Le résultat, pourtant d’un très haut niveau, n’a pas comblé toutes les attentes. D’abord à cause de la mise en scène de Krzysztof Warlikowski, sans souffle ni vision, d’une sobriété confinant à l’indigence. Non qu’on lui reproche la transposition dans le monde des dictatures d’aujourd’hui ou d’un passé récent – avec un Inquisiteur qui ressemble plutôt à un chef des services secrets. Ou, après un suicide raté, l’idée de l’Infant, immature, presque débile, revoyant son passé à travers un Escurial à la fois palais et musée envahi de touristes – encore que cela sente beaucoup le déjà-vu. Ou le refus de tout pittoresque hispanisant : le « site riant aux portes du couvent » devient une salle d’escrime où officie une Eboli amazone. Mais c’est surtout le drame familial qui l’intéresse, plus que la tragédie politique, dimension malgré tout essentielle de l’œuvre – on escomptait que les anathèmes jetés sur le catholicisme polonais, qui sous-tendaient son Haendel aixois, l’inspirent davantage. La scène de l’autodafé, spectacle dans une sorte d’amphithéâtre de bois, qui pourrait être séance d’assemblée croupion cautionnant un régime d’oppression, perd de sa force. La projection d’un Saturne dévorant ne parvient pas à arrimer la production, ce que le Polonais réussit en général très bien, à un arrière-plan mythique. Mais son échec, à vrai dire, réside ailleurs : dans la paresse de la direction d’acteurs, dans le manque total de tension, dans l’absence de théâtre finalement – péché d’autant plus mortel que Don Carlos, opéra à plusieurs visages, est une des partitions les plus stimulantes qui soit.
La direction de Philippe Jordan appelle aussi de sérieuses réserves. Elle couvre souvent les voix et file trop droit, peu sensible aux courbes des phrasés verdiens – après La Force du destin et Aïda, ses affinités avec cet univers restent toujours à démontrer. L’arc, non plus, n’est pas tendu... du moins jusqu’au quatrième acte, où le chef semble enfin prendre ses marques et entrer davantage au cœur de l’œuvre. Dommage, car il accompagne une distribution de haut vol, même si la plupart des chanteurs trahit quelques failles. Un seul en est exempt : Ludovic Tézier, qui, par le timbre, la maîtrise du souffle et de la phrase, la beauté de la ligne, a la noblesse généreuse de Posa. Pourrait-on aujourd’hui mieux phraser la mort du Marquis ?

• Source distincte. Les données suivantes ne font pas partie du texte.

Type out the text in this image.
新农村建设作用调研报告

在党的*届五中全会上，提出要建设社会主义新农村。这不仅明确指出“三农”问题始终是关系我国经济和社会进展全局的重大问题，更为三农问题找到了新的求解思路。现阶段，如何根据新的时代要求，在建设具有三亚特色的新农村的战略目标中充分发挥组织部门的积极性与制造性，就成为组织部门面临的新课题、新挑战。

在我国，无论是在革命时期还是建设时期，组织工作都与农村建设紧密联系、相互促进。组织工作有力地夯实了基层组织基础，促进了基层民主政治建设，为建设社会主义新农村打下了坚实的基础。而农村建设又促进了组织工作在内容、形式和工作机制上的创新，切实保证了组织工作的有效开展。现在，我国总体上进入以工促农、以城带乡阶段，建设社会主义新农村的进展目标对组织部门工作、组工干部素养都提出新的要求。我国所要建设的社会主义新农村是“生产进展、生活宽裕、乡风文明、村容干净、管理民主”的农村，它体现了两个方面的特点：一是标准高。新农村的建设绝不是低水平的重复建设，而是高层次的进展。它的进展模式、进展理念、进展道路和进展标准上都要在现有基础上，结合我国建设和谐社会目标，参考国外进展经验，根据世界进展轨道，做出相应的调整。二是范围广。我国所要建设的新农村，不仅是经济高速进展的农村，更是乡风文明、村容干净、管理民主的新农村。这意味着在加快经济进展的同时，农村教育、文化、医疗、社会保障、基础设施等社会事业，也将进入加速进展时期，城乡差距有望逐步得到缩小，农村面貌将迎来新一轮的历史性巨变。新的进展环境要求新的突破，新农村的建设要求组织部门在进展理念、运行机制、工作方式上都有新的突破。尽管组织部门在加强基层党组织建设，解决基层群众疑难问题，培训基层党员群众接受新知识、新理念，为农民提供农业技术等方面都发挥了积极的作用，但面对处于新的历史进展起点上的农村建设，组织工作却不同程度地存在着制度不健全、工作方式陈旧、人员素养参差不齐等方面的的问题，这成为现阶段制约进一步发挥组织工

Après le premier acte, Jonas Kaufmann soude ses registres et entre superbement dans la peau de ce Carlos loser, à l’héroïsme avorté. Si la voix s’est assombrie, son velours ne s’est pas patiné, l’aigu tient jusqu’au bout, l’émission garde assez de souplesse pour assumer toutes les nuances d’un rôle tourmenté. Il semble seulement le chanter en français comme il le chante en italien, conditionné sans doute malgré lui par ses Don Carlo. Sonya Yoncheva incarne une Elisabeth digne de lui, malgré quelques aigus à la limite de la justesse et un grave que l’avenir étoffera sans doute : de la reine mère, elle a le port, la jeunesse à la fois passionnée et blessée, avec un « Toi qui sus le néant » proprement magnifique.
Ancien mezzo clair, Elīna Garanca acquerra-t-elle le bas medium et le grave du grand mezzo verdien, qu’elle se fabrique un peu artificiellement ? Mais quels aigus ! Ceux de « O don fatal » mettent la salle en transe – la Chanson du voile était moins insolente... En tout cas, on ne trouvera pas vulgaire cette Eboli aux sens échauffés, qui, visiblement, séduit encore le Philippe II d’Ildar Abdrazakov, auquel ne font défaut, pour être idéal, qu’une articulation plus nette et un grave plus nourri : voici un vrai roi, si humain pourtant, au phrasé digne des grands, dont le « Elle ne m’aime pas » est stylistiquement exemplaire. Un des grands moments de la soirée, suivi d’un duo avec l’Inquisiteur qui serait plus terrible encore si Dmitry Belosselskiy avait plus de noirceur et les graves abyssaux d’une basse profonde. On n’a rien négligé : face à ces stars, les rôles secondaires ont du relief, à commencer par le Moine de Krzysztof Bączyk et le Page d’Eve-Maud Hubeaux.